Raw-milk issue not going away
Politicians should regulate product for those who want to consume it
By Brian Lewis | The Province
As far as Alice Jongerden and those households that co-own her Home On The Range dairy are concerned, there's nothing illegal about the raw-milk production and distribution that takes place daily on the small Chilliwack farm.
Shareholders joined the micro, cooperative dairy by choice -- and with their eyes wide open, Jongerden says as she washes down the 20 Jersey dairy cows in preparation for a second daily milking.
The 365 share-holding members believe that raw, unpasteurized milk consumption offers superior health benefits that far outweigh any potential health risks that could arise from an unsanitary production environment.
Reader response to that point of view was surprisingly strong after I recently wrote about the Fraser Health Authority threatening legal action to close down this micro-dairy under B.C. Public Health Act provisions.
An overwhelming majority supported Jongerden, and some provided insight on how this issue is also growing in the U.S., where more than 30 states have now legalized raw-milk sales.
Not surprisingly, the right to market raw milk has reached U.S. courts, just as it has in Canada, and in both countries, a primary raw-milk opponent has been the established pasteurized dairy industry.
The single response I received that supported Fraser Health came from the B.C. Dairy Foundation. It said that like most uncooked, unpasteurized foods, raw milk can be a vehicle for nasty bugs and bacteria.
Fair enough, but any food improperly handled can pose a health risk and, lest we forget, this not-for-profit milk-advocacy group is funded by B.C.'s mainstream milk producers, who through Canada's marketing-board system enjoy total monopoly, quota and price control over consumers.
Raw-milk advocates say pasteurization, which was introduced years ago when dairies were not as sanitary, also destroys many of the good things in natural milk along with the bad bugs. And yes, both sides on this issue make strong supporting arguments.
However, many raw-milk advocates find that this latest response by Fraser Health "et al" reminds them of U.S. alcohol prohibition in the late 1920s, when axe-wielding federal agents smashed cases of bathtub gin. As history showed, that prohibition failed.
Ironically, in a similar fashion, local health authority officials reportedly dumped shareholder-owned bottles of Home On The Range raw milk down the drain when they recently closed several of the dairy's Lower Mainland distribution depots.
"I know B.C.'s dairy industry is big business and that some in the Fraser Valley consider us a huge threat," Jongerden says.
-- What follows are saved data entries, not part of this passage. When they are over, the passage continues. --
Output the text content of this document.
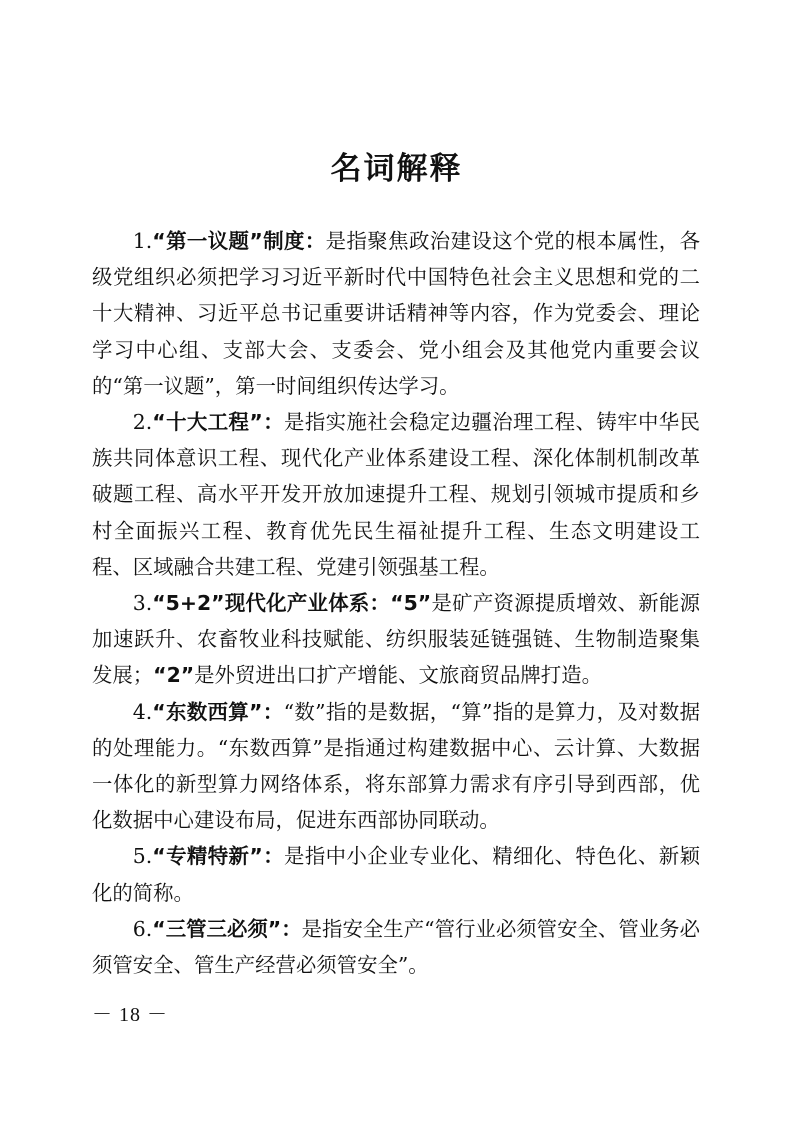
名词解释

1.“第一议题”制度：是指聚焦政治建设这个党的根本属性，各级党组织必须把学习习近平新时代中国特色社会主义思想和党的二十大精神、习近平总书记重要讲话精神等内容，作为党委会、理论学习中心组、支部大会、支委会、党小组会及其他党内重要会议的“第一议题”，第一时间组织传达学习。

2.“十大工程”：是指实施社会稳定边疆治理工程、铸牢中华民族共同体意识工程、现代化产业体系建设工程、深化体制机制改革破题工程、高水平开发开放加速提升工程、规划引领城市提质和乡村全面振兴工程、教育优先民生福祉提升工程、生态文明建设工程、区域融合共建工程、党建引领强基工程。

3.“5+2”现代化产业体系：“5”是矿产资源提质增效、新能源加速跃升、农畜牧业科技赋能、纺织服装延链强链、生物制造聚集发展；“2”是外贸进出口扩产增能、文旅商贸品牌打造。

4.“东数西算”：“数”指的是数据，“算”指的是算力，及对数据的处理能力。“东数西算”是指通过构建数据中心、云计算、大数据一体化的新型算力网络体系，将东部算力需求有序引导到西部，优化数据中心建设布局，促进东西部协同联动。

5.“专精特新”：是指中小企业专业化、精细化、特色化、新颖化的简称。

6.“三管三必须”：是指安全生产“管行业必须管安全、管业务必须管安全、管生产经营必须管安全”。

－ 18 －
But this baffles her.
"Raw milk isn't for everyone," Jongerden explains. "Its sales have been legal in California for 10 years now, but still only two per cent of consumers drink it."
Ultimately, I feel this issue is about market control versus the consumer's right to choose as much as it's about health. If raw milk is such a health hazard, what about sushi or raw oysters?
And why can't our governments certify and regulate raw milk as provided for under the Milk Industry Act until 1996? This would also promote small, family dairy operations.
Obviously, if the politicians had stronger backbones (drink more milk, boys and girls) it may yet happen, because, as Jongerden warns: "This issue isn't going away."
Yes, Virginia, sometimes Big Brother is really s-l-o-w.